Datadog launches GPU monitoring tool for AI workload optimization
Datadog Inc. (NASDAQ: DDOG) announced the general availability of its GPU Monitoring product, designed to help organizations manage graphics processing unit costs and performance as they scale artificial intelligence projects.
The monitoring tool provides visibility across AI infrastructure, linking GPU fleet health, cost, and performance data to specific teams and workloads. According to the company, GPU instances account for 14 percent of compute costs, presenting challenges for organizations seeking to manage AI expenses effectively.
"GPU instances account for 14 percent of compute costs—which is a huge issue as companies are struggling to build AI-first technology in scalable and smart ways," said Yanbing Li, Chief Product Officer at Datadog.

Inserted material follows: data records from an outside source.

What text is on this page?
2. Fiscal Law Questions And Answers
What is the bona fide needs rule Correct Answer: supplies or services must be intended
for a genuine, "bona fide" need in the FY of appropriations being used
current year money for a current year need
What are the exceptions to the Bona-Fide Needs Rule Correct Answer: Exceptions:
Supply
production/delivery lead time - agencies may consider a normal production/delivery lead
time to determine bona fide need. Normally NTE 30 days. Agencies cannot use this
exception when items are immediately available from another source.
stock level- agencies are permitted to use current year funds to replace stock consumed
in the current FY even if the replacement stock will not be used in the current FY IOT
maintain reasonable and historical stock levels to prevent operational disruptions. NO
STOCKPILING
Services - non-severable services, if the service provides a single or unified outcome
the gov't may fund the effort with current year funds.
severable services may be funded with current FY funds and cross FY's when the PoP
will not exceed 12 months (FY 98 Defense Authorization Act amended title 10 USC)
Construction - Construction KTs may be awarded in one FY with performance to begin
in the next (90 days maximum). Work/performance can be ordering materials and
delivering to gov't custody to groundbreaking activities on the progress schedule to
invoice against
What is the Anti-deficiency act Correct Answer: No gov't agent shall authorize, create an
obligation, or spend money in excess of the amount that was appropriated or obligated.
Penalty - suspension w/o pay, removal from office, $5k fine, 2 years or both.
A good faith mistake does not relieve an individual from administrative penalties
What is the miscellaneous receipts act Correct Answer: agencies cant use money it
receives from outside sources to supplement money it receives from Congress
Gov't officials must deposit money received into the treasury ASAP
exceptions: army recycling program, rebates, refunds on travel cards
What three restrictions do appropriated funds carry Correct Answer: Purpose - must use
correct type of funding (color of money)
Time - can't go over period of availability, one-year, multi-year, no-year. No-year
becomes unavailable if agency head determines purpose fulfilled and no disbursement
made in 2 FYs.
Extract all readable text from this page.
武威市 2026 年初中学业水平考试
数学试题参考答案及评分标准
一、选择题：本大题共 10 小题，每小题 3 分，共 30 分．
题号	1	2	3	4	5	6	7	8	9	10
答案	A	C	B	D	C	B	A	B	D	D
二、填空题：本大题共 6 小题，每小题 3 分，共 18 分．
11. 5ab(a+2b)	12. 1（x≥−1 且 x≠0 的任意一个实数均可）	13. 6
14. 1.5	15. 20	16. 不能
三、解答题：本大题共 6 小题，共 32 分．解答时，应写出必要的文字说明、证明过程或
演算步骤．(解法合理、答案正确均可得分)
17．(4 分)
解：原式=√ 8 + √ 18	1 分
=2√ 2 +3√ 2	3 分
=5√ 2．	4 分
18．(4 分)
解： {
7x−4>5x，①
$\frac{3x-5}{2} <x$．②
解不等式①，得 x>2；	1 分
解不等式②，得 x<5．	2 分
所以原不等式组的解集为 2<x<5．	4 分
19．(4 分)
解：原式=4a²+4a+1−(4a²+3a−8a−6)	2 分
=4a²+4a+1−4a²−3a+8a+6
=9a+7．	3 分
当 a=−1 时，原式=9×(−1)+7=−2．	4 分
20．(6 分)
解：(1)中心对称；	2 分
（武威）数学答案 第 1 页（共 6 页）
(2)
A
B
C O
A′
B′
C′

The product addresses what the company identifies as limitations in current GPU monitoring tools, which typically provide device health metrics but lack visibility into resource contention issues or workload failures. GPU Monitoring connects fleet telemetry to the workloads using those resources, enabling platform engineering and machine learning teams to investigate issues collaboratively.
Key features include capacity planning based on usage patterns, workload troubleshooting through correlation of stalled processes to underlying GPUs, proactive identification of unhealthy GPUs, and utilization tracking to identify overprovisioning or underutilization.
Kai Huang, Head of Product at Hyperbolic, said the tool provides visibility into utilization, memory, power and thermals with customizable dashboards. "We can go from a model latency spike straight to the underlying GPU metrics without switching tools," Huang stated.
The product is available to Datadog customers globally and integrates with the company's existing LLM Observability platform.